I think I may be putting my head on the block here, but while I agree with much of what NOTfnordian has said, I cannot agree with it all.

From my own personal observations children are not hateless; they are not greedless and while some are fearless this is not a universal fact.

Yes, humans are special but we are a part of the animal kingdom. Our instincts for survival are strong and are still deeply rooted in our genes. Young children have not yet learnt that things to play with are not necessary for survival in this day and age. Children play because it is the way in which they learn to become adults and learn to survive. They play with sticks or toys so that they learn dexterity, hand-eye co-ordination, the tools of the trade in the world of the hunter-gatherer. In evolutionary terms, if they did not have these things to play with, it was in their own best interests to get them from someone else. The same argument applies to food and I think we have all seen children fighting over sweets and candy bars - food was scarce, so take what you need or die. Many children are greedy and self-centred, and they are also curious, which is why, when they can't have something they want it even more in their desire to find out why the other person wants it so much. This is their nature, they don't know any better.
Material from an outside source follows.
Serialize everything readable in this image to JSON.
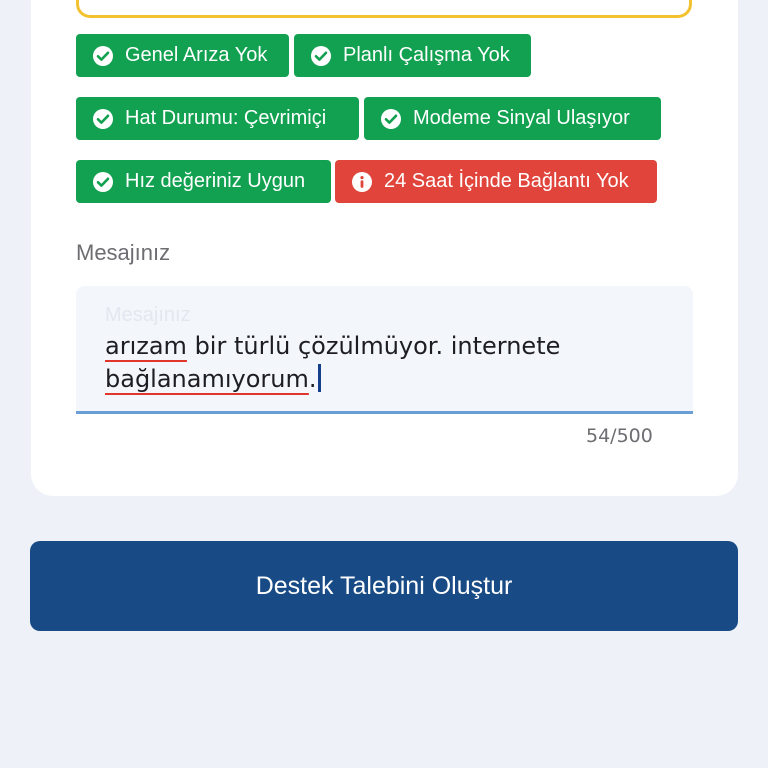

Children naturally dislike, or may be afraid of, people who 'look different' - be they of a different racial group or maybe just have big ears or a limp. Life was tough for evolving hominids. The instinct to protect their own tribe or pack was strong, and this included repelling, or making war on other packs - I think this is why children's innate dislike of certain people or of ones from different cultures evolved. A soclialized adult is one who has overcome these tribal instincts. As socialized adults it is our job to teach our children tolerance, acceptance and understanding, not to sit back and learn from them.